The court holds that “Rule 60(c) cannot be used to set aside a compulsory arbitration award.”
Traffic lost a compulsory-arbitration case brought by Southwest and then blew the appeal date. It tried moving to set aside the award under Rule 60(c), arguing that figuring the appeal time wrongly constituted excusable neglect and also that Southwest withheld evidence. The trial court granted the motion. Southwest appealed – but from an unsigned minute entry, which it didn’t get reduced to judgment, so the appeal was dismissed. It also hadn’t reduced the award to judgment and so, back in the trial court, it moved to do so (an interesting decision, given that its position – more on which below – rested on the fact that the award had never been made a judgment); the trial judge, having already set the award aside, denied the motion. There followed a second arbitration, an appeal from that, and a jury trial, which Traffic won. (This, by the way, over a $10,000 claim. It all makes you proud to be a lawyer, yes?) Southwest appealed.
It argued, as it had wanted to in its practice-run appeal, that using Rule 60 to set aside an arbitration award was wrong.
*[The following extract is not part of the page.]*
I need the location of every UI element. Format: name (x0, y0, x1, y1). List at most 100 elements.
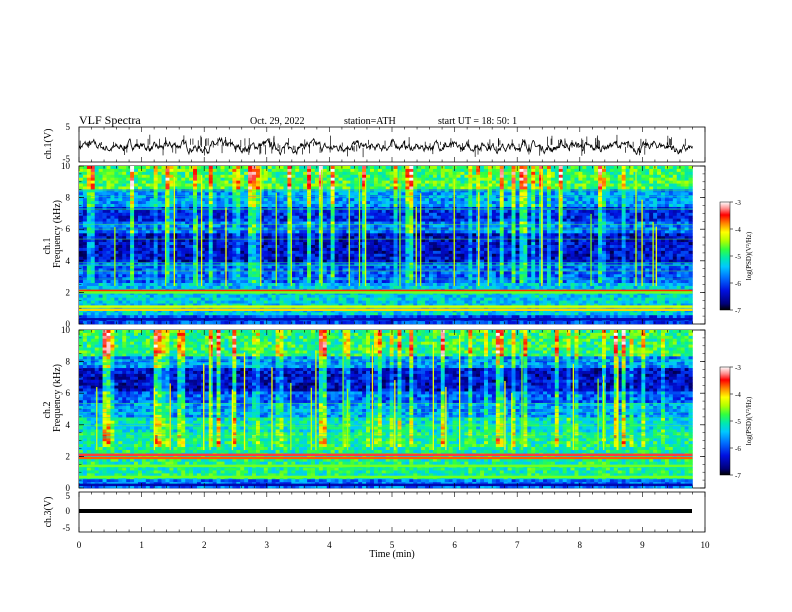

The Court of Appeals agrees. Rule 60 applies to “final judgments, orders, or proceedings,” not to “interlocutory judgments.” “[T]he arbitration award was not final because it did not dispose of any claims between the parties.” That doesn’t happen until judgment is entered on the award. “An arbitrator does not have the power to dispose of the case.” Southwest argued that the passage of time makes an award final, citing cases under which an award itself could be appealed in cases of excusable neglect. But that applied only to a version of rule 76 that hasn’t existed since 2007.
The court reverses the Rule 60(c) ruling and vacates everything that happened after that.
The parties apparently raised with the court a number of procedural issues that could arise on remand. The court lists them but appropriately, or at least prudently, declines to rule. Arise they will, though. This is a contract case; its now all about who will have liability for the attorneys’ fees when the music stops, so both sides have every incentive to double down.